Knoxville Performance Lab Offers High-Tech Training Equipment for Serious Athletes

POD PEOPLE: At the cutting edge of exercise technology, the Bod Pod at the Knoxville Performance Lab uses oxygen instead of water to measure muscle mass, body fat, and resting metabolic rate.

POD PEOPLE: At the cutting edge of exercise technology, the Bod Pod at the Knoxville Performance Lab uses oxygen instead of water to measure muscle mass, body fat, and resting metabolic rate.

Who would have thought that Knoxville, known for its raving Vols fans, bluegrass, and the Smoky Mountains, would also be a hotbed for elite athletes? Fitness expert Eddie Raymond recognized the city’s athletic potential and now caters to it with the Knoxville Performance Lab, a state-of-the-art training facility utilizing sports-science based programs and top of the line equipment to facilitate athletic performance.

“People don’t realize how blessed we are—how many Olympians we have.

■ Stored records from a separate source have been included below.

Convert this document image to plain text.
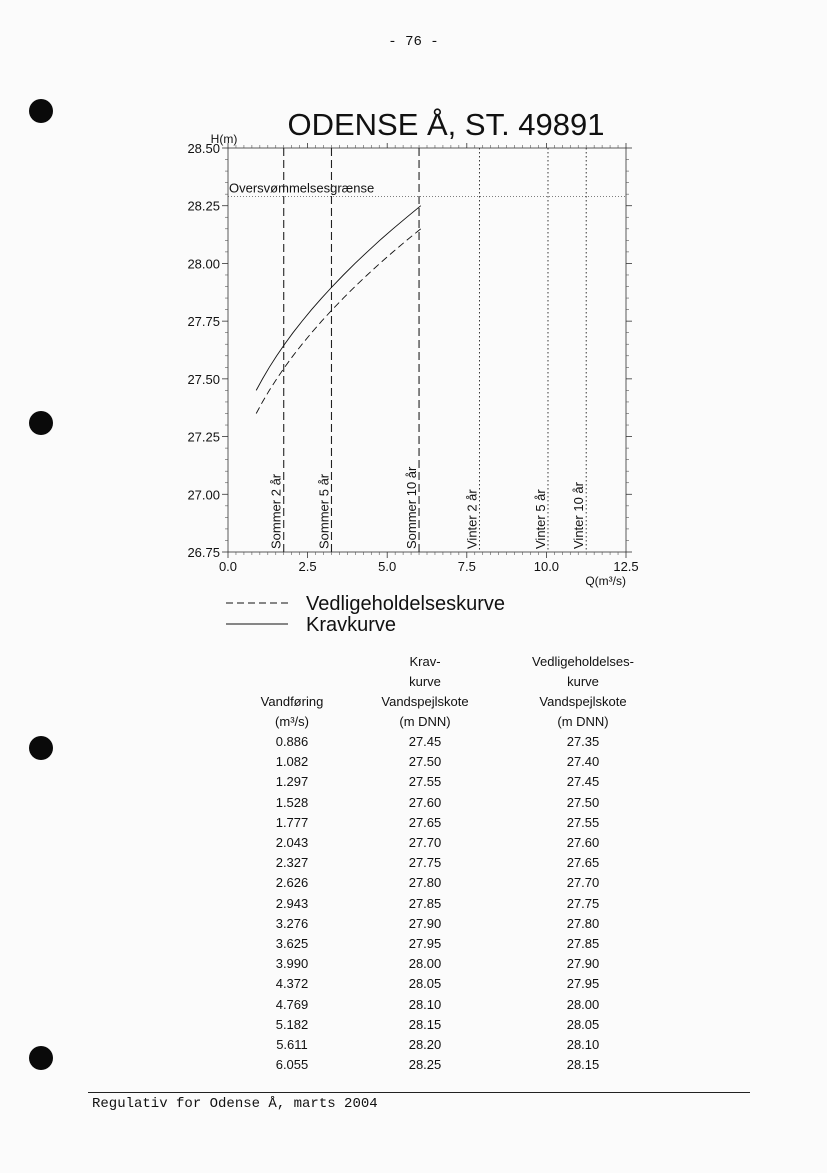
- 76 -
ODENSE Å, ST. 49891
H(m)
Q(m³/s)
26.75
27.00
27.25
27.50
27.75
28.00
28.25
28.50
0.0	2.5	5.0	7.5	10.0	12.5
Oversvømmelsesgrænse
Sommer 2 år	Sommer 5 år	Sommer 10 år	Vinter 2 år	Vinter 5 år Vinter 10 år
Vedligeholdelseskurve
Kravkurve
	Krav-	Vedligeholdelses-
	kurve	kurve
Vandføring	Vandspejlskote	Vandspejlskote
(m³/s)	(m DNN)	(m DNN)
0.886	27.45	27.35
1.082	27.50	27.40
1.297	27.55	27.45
1.528	27.60	27.50
1.777	27.65	27.55
2.043	27.70	27.60
2.327	27.75	27.65
2.626	27.80	27.70
2.943	27.85	27.75
3.276	27.90	27.80
3.625	27.95	27.85
3.990	28.00	27.90
4.372	28.05	27.95
4.769	28.10	28.00
5.182	28.15	28.05
5.611	28.20	28.10
6.055	28.25	28.15
Regulativ for Odense Å, marts 2004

I mean, the last Olympics—I think we had over 20 athletes that either were training here or going to school here,” Raymond says. “Some of my top athletes through the last few years were talking to me about training centers around the U.S., kind of like what they have in Arizona, California, Colorado, New York—you know a few cities around the U.S. but really nothing in the Southeast.”

While KPL has the capabilities to train Olympic-level athletes, it also assists rehabilitation patients and recreational performers. Its specialized equipment is designed to minimize impact, assist in recovery, and take body measurements. The most popular machine is the Alter-G treadmill, which can be used to reduce a person’s body weight by up to 80 percent while they are running on it. “At 20 percent of your body weight, you’d be like running on the moon. It was actually designed by NASA, and then all of these people started using it for other things,” Raymond says. “We do a lot of rehab work on it, like if a person is recovering from surgery or an injury and still wants to be able to exercise, it gets their blood pumping and their heart rate up without having much impact. The second part is athletes using it for performance, everyone from runners to weight lifters. They’ll try to make themselves faster by taking like 5 to 10 percent off their body weight. It simply gets their body used to going faster without the impact.”

KPL also features a Vibrosphere, a circular plate utilizing vibration therapy to enhance workouts by getting circulation going, helping lactic acid breakdown, and speeding nerve connections. “There’s actually research showing that if you exercise on this, you get more benefits than you do on straight ground. So they say you may be getting like 10 times the effectiveness of a certain exercise while vibrating,” Raymond says.

Complementing the Alter-G treadmill and the Vibrosphere is the Bod Pod, a tool used to measure muscle mass and body fat and resting metabolic rate. Other forms of testing featured at KPL are lactic threshold testing and VO2 max, both of which are aimed at telling an athlete how far his or her body can be pushed. For recovery from exercise, Raymond uses a soft-mild hyperbaric chamber that utilizes pressure and oxygen.

Located in the back of The Health Shoppe on Kingston Pike, KPL is small, yet thorough. “There’re a lot more things that we could actually bring in here, but I decided not to because I didn’t feel like the research and study was behind it. I mean the testing, everybody knows that that’s beneficial, but as far as the other tools we did put a lot of research behind them and talk to athletes that use them and made sure that this was equipment was beneficial and not dangerous,” Raymond says.

Safety is a top concern, as he focuses on teaching his clients life skills to help them overcome their challenges as opposed to quick fixes. He says, “I have a lot of pride in teaching clients the healthy route and basing most of it around the nutrition and the diet and not a bunch of supplements. I teach them just a few of the basic and most beneficial supplements and how to incorporate them and the timing of those things. We try to build a very solid foundation—we’re not just looking at trying to improve their performance but also to keep them from doing things that are not going to be good long term.”

Also on staff are massage and physical therapists and a nutritionist to help keep the athletes going in the right direction. “The biggest thing that we try to target with our athletes is we want to keep them injury-free and keep them better recovered so that they’re able to continue doing their thing without having issues where they hit a wall or get injured.”